CLER Seminar: The criterial features of the Cambridge Assessment English reading bank

Cambridge Assessment English reading tasks are currently written by skilled external experts (Item Writers) who take authentic texts from sources such as newspapers and magazines.

The texts are then edited to suit the particular difficulty level required. One of the limitations of this approach is the depth and breadth of these source texts i.e. Item Writers tend to use only the source which they have read for pleasure e.g. The Guardian newspaper, National Geographic. Also the majority of the Item Writers are based in the UK and are of a particular demographic: 50-70 year-old ex-teachers. In order to prove that our tests have excellent content validation coverage and are fit for purpose, it is necessary to provide evidence that we are testing a wide and varied range of English language lexicogrammatical structures. Currently we do not have this evidence although we have over 20 years’ worth of past and present exam material stored on our servers.

The question of what we are testing and not testing is the central part of my research project. I will attempt to analyse the data which we have and produce lists of lexicogrammatical structures in the form of n-grams (chunks of language) for both word and part-of-speech in terms of CEFR (Common European Framework of Reference) difficulty. This research project will also consider the predictive qualities of the n-grams using a classification machine learning (ML) approach. I will research which length of n-gram (1-10) and which ML model provides the most precise results based on the known difficulty texts (past and present texts from tests).

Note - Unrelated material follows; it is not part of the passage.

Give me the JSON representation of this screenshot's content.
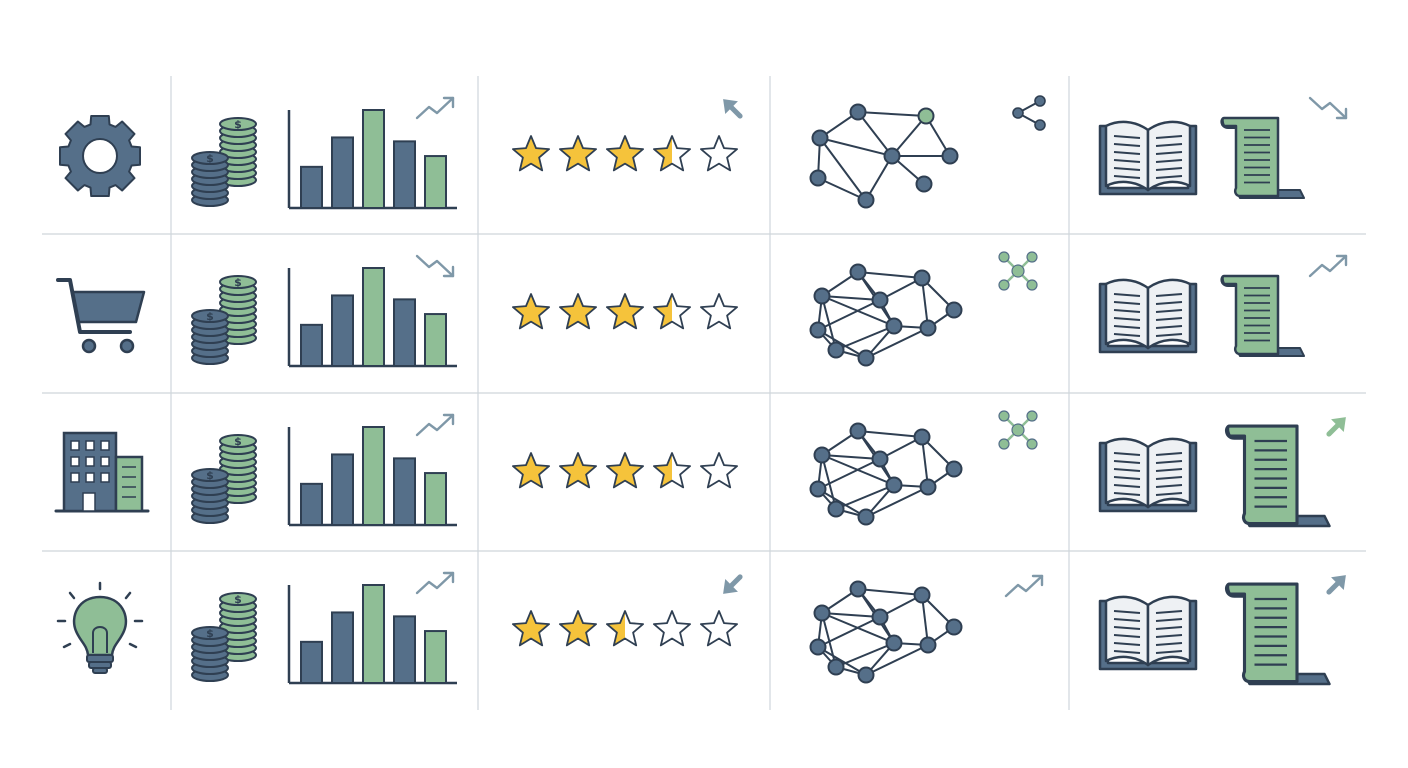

This ML model will then be used to label the CEFR difficulty of unknown n-grams. By running comparative analysis of n-grams seen in Cambridge Assessment English texts and ones appearing in large web-based corpora, I will be able to produce lists of unknown n-grams together with a predictive CEFR level. These lists, both known and predicted, can then be used within an auto-checker for level of difficulty for Item Writers and other interested parties. We can also start to identify source texts which contain the previously untested n-grams which we would like Item Writers to now use. This coverage and knowing what language is within our tests provides evidence supporting our content validation argumentation, and therefore increases our reliability as a high-stakes language test provider.

Darren Perrett

Speaker: Darren Perrett holds a Master’s degree (MA) in Language Testing from Lancaster University and is currently studying for his PhD in Education from the University of Leeds. He is an Assessment Manager at Cambridge Assessment, a non-teaching department of the University of Cambridge. He is responsible for content production and process improvements for adaptive English language tests. His main interests include auto item generation (AIG), machine learning and general automation of exam procedures. Before working for Cambridge he spent ten years’ working in Ukraine and Czech Republic as an EFL teacher and examiner.